まぁ、あんまり僕が姿を現すもんだから[花太郎が鼻血我慢してるだけじゃん?]と僕が言ったのがきっかけで「近寄らないでよ、変態!」とカガリさんが乗ってくれて、二人で花太郎をいじれたから、よしとよう。
「エア太郎って、冷蔵庫に入れるゼリーの消臭剤みたいだな」
そして、やるかたない想いを花太郎は僕にぶつけてきた
「言えてるねぇ、エアっち消臭剤だねぇ」
[いや、ゼリーになってるのは、お前の血だからな花太郎。僕の本体はこんなゼリーじゃないぞ、きっと]
ひとしきり脱線したのを眺めた後、ユリハは話を続けた(この人が元凶なんだけど)。
「それで、研究部にたのんで、コレを造ってもらったの。センパイには道中携行してもらうわ」
ユリハが取り出したのは、同じ形をした容器だったけど、側面がスライド式で空気を取り込めるようになっていた。

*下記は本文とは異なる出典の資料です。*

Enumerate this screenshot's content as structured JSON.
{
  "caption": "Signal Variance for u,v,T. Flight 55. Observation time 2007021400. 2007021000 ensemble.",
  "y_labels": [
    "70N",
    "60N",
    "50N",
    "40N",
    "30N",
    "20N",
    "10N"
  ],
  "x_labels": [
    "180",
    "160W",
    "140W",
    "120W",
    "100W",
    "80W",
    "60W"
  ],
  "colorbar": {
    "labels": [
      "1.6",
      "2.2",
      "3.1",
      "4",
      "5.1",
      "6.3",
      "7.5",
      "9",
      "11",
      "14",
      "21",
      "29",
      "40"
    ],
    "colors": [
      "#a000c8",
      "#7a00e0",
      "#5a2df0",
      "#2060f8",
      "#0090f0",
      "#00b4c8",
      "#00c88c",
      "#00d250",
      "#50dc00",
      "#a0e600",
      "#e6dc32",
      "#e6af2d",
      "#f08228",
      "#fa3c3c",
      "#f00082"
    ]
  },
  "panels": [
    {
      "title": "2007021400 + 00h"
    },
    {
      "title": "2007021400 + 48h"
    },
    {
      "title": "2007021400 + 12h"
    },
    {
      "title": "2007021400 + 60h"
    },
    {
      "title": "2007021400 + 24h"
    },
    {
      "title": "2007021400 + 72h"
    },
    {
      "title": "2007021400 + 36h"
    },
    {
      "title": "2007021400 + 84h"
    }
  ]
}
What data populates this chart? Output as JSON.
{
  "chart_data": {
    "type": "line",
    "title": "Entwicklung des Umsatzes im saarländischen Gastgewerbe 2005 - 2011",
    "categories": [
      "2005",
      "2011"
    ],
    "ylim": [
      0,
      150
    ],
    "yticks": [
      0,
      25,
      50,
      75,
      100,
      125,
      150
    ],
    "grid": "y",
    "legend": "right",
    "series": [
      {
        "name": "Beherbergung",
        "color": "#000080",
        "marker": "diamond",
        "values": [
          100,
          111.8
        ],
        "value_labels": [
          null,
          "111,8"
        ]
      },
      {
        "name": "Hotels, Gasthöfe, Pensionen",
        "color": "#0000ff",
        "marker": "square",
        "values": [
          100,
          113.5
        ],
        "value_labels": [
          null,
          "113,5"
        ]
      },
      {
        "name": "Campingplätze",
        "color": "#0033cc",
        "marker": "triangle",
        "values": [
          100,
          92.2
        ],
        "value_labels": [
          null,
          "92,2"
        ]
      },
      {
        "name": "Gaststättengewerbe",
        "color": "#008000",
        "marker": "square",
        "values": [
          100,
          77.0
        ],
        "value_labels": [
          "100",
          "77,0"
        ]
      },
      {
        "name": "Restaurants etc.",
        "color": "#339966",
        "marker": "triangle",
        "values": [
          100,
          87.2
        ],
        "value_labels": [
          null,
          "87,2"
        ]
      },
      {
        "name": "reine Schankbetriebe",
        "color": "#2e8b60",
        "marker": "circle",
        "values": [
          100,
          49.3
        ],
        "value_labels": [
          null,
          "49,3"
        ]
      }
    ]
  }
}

「花太郎の血を固めて、この容器にいれるの。常時ここの空気穴を開けた状態で、花太郎が幻霧の森の環境で観測できる時間を計測してほしいの」
「うむうむ。了解なり~」
「エア太郎は上空で策敵もできるし、魔法相手には強力よ。未確認生物が人型である以上、魔法を使ってくる可能性があるわ。万が一の戦闘に備えて、実験用に常時空気穴を開けているものと、有事の為に閉じている容器を二つ用意しましょう」
「うん。ありがとう、ユリっち。よろしくね、エアっち」
[よろしくお願いします。カガリさん。ところで、カガリさんはどうして僕を連れて行こうと思ったので?]
「ん? 君がいつも暇そうにしてるからだよ?」
ユリハはこの後、カガリさんのパーティーメンバーに連絡を取ると、出発を二日後と定めた。
二日後の朝に採血されることが確定した花太郎は、サイアとナタリィさんにお願いして、旧地球で言うところのレバニラ炒めをたくさん拵えてもらった。
空気穴を入れた容器なんだけど、プロトタイプで名前がなかった。花太郎が「開けたらなんか(僕)が出てくるから、”モンスターボール”でいいんじゃね」って発言に僕が”基本的人権の尊重”を主張した為、カガリさんが「じゃあ、エアっちが出てくるから”エアっちボール”ね」と、安直な呼び名に決まった。
この容器、ボールというには平べったいよ?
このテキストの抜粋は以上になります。